We take you to Dharamsala this month because, ultimately, this is where Inspired Adventures was born.

The impetus to launch Inspired Adventures came about after a chance meeting with a Tibetan monk who had suffered many human rights abuses. Justine Curtis, Inspired Adventures’ Director, met Palden Gyatso when he was living in exile in Dharamsala.

Palden Gyatso’s story was moving and his determination, resolve and simplicity invoked an epiphany within Justine that could not be ignored. From that chance meeting, Inspired Adventures grew. It made sense that our first ever charity challenge was the Trek for Tibet in November 2005 to support the work of the Australia Tibet Council. This first trip saw 20 passionate people take up the call to raise funds and trek the Indian Himalayas. Today, Inspired Adventures continues to offer trips to this amazing destination that invokes spiritual feelings and creates cherished memories.

The town and its people

The word Dharamsala is a Hindi word that is difficult to translate directly into English. A loose translation means ‘spiritual dwelling’ or ‘sanctuary’. The indigenous people of the area are the Gaddis, a predominantly Hindu group. Due to their nomadic nature and lack of permanent settlements, the Gaddis lost a significant amount of their land when the British and Gurkhas arrived to settle.
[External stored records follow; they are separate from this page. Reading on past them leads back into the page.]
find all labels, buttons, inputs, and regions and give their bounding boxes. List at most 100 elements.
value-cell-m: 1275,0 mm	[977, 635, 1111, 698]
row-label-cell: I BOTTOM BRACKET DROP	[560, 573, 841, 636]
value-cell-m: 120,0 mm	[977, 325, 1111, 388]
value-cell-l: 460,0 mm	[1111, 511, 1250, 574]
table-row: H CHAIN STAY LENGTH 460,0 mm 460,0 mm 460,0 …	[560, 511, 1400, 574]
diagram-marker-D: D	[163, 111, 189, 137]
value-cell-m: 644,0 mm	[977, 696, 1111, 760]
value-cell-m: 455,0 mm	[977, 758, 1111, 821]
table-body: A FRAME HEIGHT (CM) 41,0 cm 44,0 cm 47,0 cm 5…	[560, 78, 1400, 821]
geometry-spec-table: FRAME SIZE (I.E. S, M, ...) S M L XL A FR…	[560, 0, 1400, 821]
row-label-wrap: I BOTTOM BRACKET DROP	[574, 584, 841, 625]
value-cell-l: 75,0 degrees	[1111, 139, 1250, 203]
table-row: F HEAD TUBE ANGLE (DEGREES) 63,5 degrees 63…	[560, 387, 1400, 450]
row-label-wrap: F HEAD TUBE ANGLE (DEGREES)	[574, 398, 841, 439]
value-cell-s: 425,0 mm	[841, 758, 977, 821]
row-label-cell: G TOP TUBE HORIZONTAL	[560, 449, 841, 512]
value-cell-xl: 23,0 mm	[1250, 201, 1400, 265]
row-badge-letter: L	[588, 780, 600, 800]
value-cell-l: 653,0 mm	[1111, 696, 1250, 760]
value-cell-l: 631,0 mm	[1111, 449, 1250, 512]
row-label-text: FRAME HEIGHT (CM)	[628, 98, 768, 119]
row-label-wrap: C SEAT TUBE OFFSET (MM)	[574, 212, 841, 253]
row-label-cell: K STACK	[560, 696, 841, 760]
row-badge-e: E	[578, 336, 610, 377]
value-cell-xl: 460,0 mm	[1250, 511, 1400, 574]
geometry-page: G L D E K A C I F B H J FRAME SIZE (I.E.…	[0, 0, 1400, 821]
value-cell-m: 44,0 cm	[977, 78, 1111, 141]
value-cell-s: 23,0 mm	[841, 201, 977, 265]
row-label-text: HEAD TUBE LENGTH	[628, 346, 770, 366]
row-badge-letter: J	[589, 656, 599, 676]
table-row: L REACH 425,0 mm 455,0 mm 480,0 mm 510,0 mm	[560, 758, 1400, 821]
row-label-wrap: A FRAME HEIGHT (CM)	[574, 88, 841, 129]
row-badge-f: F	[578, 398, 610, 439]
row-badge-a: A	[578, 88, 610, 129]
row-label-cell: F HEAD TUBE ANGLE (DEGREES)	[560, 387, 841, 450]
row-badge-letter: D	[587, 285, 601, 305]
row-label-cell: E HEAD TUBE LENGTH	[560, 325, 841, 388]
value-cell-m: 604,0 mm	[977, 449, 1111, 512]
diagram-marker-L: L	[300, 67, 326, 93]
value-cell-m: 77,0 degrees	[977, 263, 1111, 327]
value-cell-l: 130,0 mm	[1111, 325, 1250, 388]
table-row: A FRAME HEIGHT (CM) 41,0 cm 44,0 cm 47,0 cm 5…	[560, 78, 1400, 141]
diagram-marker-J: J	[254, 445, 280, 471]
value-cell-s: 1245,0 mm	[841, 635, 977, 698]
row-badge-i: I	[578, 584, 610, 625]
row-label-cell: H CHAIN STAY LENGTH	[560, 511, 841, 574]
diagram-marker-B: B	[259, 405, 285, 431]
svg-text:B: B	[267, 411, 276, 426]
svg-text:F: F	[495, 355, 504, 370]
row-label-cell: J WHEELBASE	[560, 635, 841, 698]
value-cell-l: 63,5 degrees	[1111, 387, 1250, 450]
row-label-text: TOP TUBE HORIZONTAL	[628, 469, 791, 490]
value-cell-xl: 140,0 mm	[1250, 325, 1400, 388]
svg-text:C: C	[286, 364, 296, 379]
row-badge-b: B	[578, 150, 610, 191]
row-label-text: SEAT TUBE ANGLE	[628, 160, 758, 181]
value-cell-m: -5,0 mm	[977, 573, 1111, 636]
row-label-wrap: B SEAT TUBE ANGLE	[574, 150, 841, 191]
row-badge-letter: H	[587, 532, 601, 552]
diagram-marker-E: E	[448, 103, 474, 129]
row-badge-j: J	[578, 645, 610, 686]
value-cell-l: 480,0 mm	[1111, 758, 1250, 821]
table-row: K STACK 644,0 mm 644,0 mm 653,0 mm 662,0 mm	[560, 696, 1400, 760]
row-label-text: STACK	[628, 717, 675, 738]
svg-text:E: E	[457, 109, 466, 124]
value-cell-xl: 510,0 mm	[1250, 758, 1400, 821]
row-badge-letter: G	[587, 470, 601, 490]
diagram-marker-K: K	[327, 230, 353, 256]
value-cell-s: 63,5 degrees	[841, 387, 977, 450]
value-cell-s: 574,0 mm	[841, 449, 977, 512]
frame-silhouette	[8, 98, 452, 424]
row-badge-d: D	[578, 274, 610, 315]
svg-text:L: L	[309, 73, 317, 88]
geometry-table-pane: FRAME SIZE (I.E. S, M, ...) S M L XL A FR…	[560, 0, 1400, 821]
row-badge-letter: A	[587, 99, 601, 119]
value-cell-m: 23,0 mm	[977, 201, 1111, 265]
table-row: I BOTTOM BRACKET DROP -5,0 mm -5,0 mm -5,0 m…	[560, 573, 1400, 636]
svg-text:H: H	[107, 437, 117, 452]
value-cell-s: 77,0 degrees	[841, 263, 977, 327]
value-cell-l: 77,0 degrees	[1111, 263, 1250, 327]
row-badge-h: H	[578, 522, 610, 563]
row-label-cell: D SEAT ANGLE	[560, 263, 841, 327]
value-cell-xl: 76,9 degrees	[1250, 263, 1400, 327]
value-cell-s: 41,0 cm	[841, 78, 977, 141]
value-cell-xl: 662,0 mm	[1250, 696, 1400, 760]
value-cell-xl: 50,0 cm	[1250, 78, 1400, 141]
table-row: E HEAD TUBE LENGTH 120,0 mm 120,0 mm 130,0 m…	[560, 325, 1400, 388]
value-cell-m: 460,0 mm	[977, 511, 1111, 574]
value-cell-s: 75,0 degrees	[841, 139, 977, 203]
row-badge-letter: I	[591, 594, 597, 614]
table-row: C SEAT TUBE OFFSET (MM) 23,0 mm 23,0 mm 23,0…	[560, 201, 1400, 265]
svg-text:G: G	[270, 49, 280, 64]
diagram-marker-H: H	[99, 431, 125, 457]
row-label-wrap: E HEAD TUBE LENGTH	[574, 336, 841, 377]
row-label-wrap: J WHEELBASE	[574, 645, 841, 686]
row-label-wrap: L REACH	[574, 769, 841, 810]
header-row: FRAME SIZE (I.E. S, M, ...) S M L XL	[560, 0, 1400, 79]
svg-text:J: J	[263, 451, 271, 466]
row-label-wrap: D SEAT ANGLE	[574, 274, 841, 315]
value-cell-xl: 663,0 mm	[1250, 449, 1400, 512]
The Tibetan settlement in Dharamsala commenced when the Dalai Lama fled Tibet in 1959 and the Prime Minister of India allowed him and those who followed him to settle in McLeod Ganj (Upper Dharamsala). In 1960, a ‘Tibetan-Government-in-Exile’ was established and since then many institutions have evolved to protect precious religious, cultural and historical documents from Tibet. Today, McLeod Ganj has become known as ‘Little Lhasa’ (after the capital of Tibet) and many thousands of Tibetans call it home. Brightly coloured flags featuring a striking snow lion in the centre are ubiquitous. This is the Tibetan national flag, which flies freely in exile but is outlawed in Tibet.

Dharamsala has also become a thriving tourist destination for spiritual seekers, human rights activists, volunteers and genuine travellers keen to absorb the vibrant atmosphere and enjoy some scenic treks in the Kangra Valley.

For food lovers, Dharamsala is a-dream-come true. Not only can you treat yourself to tasty Indian curries, you can tantalise your tastebuds with the delights of Tibetan and Nepalese food. Momos (dumplings) are very suitable to the western palate and are available in abundance at street stalls and in restaurants. Thukpa is a rich soup popular in Tibet, Nepal and Bhutan. Of course any dish must be washed down with a chai tea, a lassi, Tibetan butter tea or even a local beer.

For history and culture buffs, no trip to Dharamsala is complete without a visit to the Norbulingka Institute. The main building is shaped like the Dalai Lama’s traditional summer residence in Tibet. The purpose of the Institute is to preserve and protect Tibetan language and its rich cultural heritage.

The Tibetan Children’s Village (TCV) is often the highlight of any visit to this region. TCV takes care of and educates orphans and refugee children from Tibet. It is now part of a network that has spread across India and cares for over 12,000 children.

The trekking

Dharamsala is the starting point for many treks into the surrounding mountains and in particular, over the Dhauladhar range and through the Kangra Valley.

A typical Inspired Adventures trek takes you on a five-day journey into the mountains and villages beyond Dharamsala. Starting with a 14km trek to the picturesque Kareri Village, the trek continues through mixed forests of oak, rhododendron and pine on to Triund, an alpine meadow located on the top of a high ridge. From here, the views are second-to-none: the perpetually snow-capped Dhauladhar peak on one side and the Kangra Valley on the other. Day four takes you to a shepherd camp at Laka Got, situated at the snout of a glacier. Caves and pastures dot the mountain creating a dynamic layered landscape unique to this area. The last day of the trek offers epic views of the valley below and the peaks above as you descend down a grassy ridge to the village of Bhagsu Nag where a vehicle awaits to take you back to Dharamsala for a celebratory dinner.